Costco’s selection of organic products continues to grow to meet our members’ demand for more organic products. We are working with suppliers and growers to support the conversion of conventional supplies to organic where it makes sense. A key component of the sustainable growth of protein organics, such as eggs, chicken, beef, pork, etc., is organic feed. Costco is working with our suppliers and their feed suppliers to learn the impacts that this growing demand for feed has on farmers’ future security, yields and income.
Costco’s sustainable packaging goals are to ensure our packaging is designed to protect the product, comply with laws and regulations, reduce materials and communicate effectively with our members. We also seek opportunities to reuse packaging, identifying the materials used so the package can be recycled or composted, as well as to source already recycled content. We realize this is an area of continuous improvement.
We are pursuing opportunities to eliminate polyvinyl chloride (PVC) plastic and replace it with recycled or recyclable materials. We also have taken steps to eliminate the use of polystyrene (commonly known as Styrofoam) from our inner packing materials, requesting this material be replaced with recyclable or compostable options.
Packaging for many items in our produce and other fresh food departments is made from recycled water bottles—and these materials continue to be recyclable in communities where polyethylene terephthalate (PET) recycling is available. Other areas where we have improved our packaging footprint include the redesign of our PET jars from round containers to square tubs. This engineering change allows more containers to fit on a pallet, reducing the number of trucks needed to complete delivery. Our Kirkland Signature Milk program is part of this engineering change; utilizing a square bottle allows for better shipping configurations, which allows more goods to be shipped in a single delivery. We also switched our fresh chicken packaging from polystyrene trays to saddle-pack bags.

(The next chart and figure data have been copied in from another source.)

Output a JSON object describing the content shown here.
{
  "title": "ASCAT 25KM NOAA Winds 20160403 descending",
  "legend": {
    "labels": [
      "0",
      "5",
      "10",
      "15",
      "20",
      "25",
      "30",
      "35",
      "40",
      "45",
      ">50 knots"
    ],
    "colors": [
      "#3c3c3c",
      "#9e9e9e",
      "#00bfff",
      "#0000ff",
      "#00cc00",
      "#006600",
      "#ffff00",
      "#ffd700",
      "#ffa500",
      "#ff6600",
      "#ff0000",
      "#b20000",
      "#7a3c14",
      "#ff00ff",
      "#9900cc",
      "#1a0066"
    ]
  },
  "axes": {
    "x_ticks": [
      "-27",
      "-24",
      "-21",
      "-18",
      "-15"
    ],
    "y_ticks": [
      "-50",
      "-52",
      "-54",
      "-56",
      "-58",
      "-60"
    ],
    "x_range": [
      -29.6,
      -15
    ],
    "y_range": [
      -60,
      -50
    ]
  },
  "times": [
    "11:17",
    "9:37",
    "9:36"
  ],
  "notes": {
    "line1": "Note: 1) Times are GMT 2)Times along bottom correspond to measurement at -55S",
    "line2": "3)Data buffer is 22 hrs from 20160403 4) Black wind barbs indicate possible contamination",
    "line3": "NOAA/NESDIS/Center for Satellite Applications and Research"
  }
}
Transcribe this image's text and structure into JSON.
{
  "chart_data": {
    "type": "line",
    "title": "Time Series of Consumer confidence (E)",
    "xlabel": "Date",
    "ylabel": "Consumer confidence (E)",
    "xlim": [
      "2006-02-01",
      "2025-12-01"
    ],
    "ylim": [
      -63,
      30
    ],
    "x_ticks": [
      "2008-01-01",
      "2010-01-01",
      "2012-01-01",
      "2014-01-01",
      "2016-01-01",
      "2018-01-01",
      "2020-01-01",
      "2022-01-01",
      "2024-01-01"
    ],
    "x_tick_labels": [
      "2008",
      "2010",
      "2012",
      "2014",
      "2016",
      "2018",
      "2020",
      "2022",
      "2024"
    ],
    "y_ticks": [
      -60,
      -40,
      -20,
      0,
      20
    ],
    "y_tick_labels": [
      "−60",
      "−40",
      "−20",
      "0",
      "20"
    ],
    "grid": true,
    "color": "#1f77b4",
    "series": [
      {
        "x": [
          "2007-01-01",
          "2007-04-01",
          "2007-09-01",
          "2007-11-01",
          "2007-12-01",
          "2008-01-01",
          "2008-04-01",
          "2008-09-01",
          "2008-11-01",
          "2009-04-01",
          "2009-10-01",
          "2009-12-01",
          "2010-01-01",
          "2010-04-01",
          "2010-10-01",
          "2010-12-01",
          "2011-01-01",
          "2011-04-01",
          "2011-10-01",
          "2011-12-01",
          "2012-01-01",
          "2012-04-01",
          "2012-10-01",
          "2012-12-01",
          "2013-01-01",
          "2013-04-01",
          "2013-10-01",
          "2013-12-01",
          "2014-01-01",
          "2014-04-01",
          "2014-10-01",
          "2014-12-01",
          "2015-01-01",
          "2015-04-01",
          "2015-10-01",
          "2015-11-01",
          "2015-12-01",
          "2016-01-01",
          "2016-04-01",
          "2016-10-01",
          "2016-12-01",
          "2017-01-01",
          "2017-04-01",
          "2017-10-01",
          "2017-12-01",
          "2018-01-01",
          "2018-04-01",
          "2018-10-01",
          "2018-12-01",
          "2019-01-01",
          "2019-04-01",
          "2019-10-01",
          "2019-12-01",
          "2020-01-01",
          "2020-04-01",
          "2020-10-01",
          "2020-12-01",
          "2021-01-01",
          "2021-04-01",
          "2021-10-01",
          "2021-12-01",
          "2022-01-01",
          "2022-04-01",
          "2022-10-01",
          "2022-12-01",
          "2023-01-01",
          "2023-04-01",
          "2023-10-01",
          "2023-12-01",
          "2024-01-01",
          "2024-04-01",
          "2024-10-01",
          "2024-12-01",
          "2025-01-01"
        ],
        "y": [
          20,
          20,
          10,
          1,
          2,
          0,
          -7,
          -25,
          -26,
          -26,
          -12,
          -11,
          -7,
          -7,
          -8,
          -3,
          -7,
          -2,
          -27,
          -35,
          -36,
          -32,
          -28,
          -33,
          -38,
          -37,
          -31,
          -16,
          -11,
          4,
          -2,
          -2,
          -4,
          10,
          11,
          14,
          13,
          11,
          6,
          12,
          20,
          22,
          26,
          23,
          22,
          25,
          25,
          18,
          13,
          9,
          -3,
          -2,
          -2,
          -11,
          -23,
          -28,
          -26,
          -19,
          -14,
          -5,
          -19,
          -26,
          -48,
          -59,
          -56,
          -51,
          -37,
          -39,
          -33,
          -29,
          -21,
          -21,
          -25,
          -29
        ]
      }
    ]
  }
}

We have increased the product count of many of our multi-packs, such as water and other beverages. This provides more servings per sell unit, reduces the number of shopping trips and provides a better value. We also have eliminated the cardboard tray inside many beverage packs.
We sell our goods directly out of the boxes they are shipped in, then reuse those same recyclable boxes at the cash register by offering them to our members in lieu of shopping bags. We continue to explore options in every category, with a solid focus on reduction of materials, compostable solutions and recyclability.